Power Transformer Fault Detection: A Comparison of Standard Machine Learning and autoML Approaches

Abstract

A key component for the performance, availability, and reliability of power grids is the power transformer. Although power transformers are very reliable assets, the early detection of incipient degradation mechanisms is very important to preventing failures that may shorten their residual life. In this work, a comparative analysis of standard machine learning (ML) algorithms (such as single and ensemble classification algorithms) and automatic machine learning (autoML) classifiers is presented for the fault diagnosis of power transformers. The goal of this research is to determine whether fully automated ML approaches are better or worse than traditional ML frameworks that require a human in the loop (such as a data scientist) to identify transformer faults from dissolved gas analysis results. The methodology uses a transformer fault database (TDB) gathered from specialized databases and technical literature. Fault data were processed using the Duval pentagon diagnosis approach and user–expert knowledge. Parameters from both single and ensemble classifiers were optimized through standard machine learning procedures.

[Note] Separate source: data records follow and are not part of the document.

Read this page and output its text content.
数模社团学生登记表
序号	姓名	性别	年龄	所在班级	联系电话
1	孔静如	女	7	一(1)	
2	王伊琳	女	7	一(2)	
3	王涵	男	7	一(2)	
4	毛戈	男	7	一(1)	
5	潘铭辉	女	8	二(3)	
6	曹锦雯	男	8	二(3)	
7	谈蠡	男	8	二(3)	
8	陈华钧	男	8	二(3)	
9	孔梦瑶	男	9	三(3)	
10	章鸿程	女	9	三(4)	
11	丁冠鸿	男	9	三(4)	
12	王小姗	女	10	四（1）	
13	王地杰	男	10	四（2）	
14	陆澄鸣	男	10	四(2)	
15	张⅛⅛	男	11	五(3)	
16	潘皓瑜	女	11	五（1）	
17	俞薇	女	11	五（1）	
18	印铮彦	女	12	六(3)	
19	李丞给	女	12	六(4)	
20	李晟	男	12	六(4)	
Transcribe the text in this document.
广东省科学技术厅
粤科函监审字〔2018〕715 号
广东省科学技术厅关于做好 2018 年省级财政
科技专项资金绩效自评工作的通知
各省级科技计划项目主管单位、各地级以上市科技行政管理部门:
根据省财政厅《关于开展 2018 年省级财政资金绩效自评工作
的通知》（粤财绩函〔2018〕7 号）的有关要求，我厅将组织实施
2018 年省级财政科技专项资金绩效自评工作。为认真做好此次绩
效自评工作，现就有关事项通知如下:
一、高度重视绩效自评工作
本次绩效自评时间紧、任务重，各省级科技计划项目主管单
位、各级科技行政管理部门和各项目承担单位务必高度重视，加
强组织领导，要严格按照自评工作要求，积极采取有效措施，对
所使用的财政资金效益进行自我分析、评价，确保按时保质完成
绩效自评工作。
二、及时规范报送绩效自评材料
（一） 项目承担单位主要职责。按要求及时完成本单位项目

The results showed that the best-suited algorithm to tackle the problem is a robust, automatic machine learning classifier model, followed by standard algorithms, such as neural networks and stacking ensembles. These results highlight the ability of a robust, automatic machine learning model to handle unbalanced power transformer fault datasets with high accuracy, requiring minimum tuning effort by electrical experts. We also emphasize that identifying the most probable transformer fault condition will reduce the time required to find and solve a fault.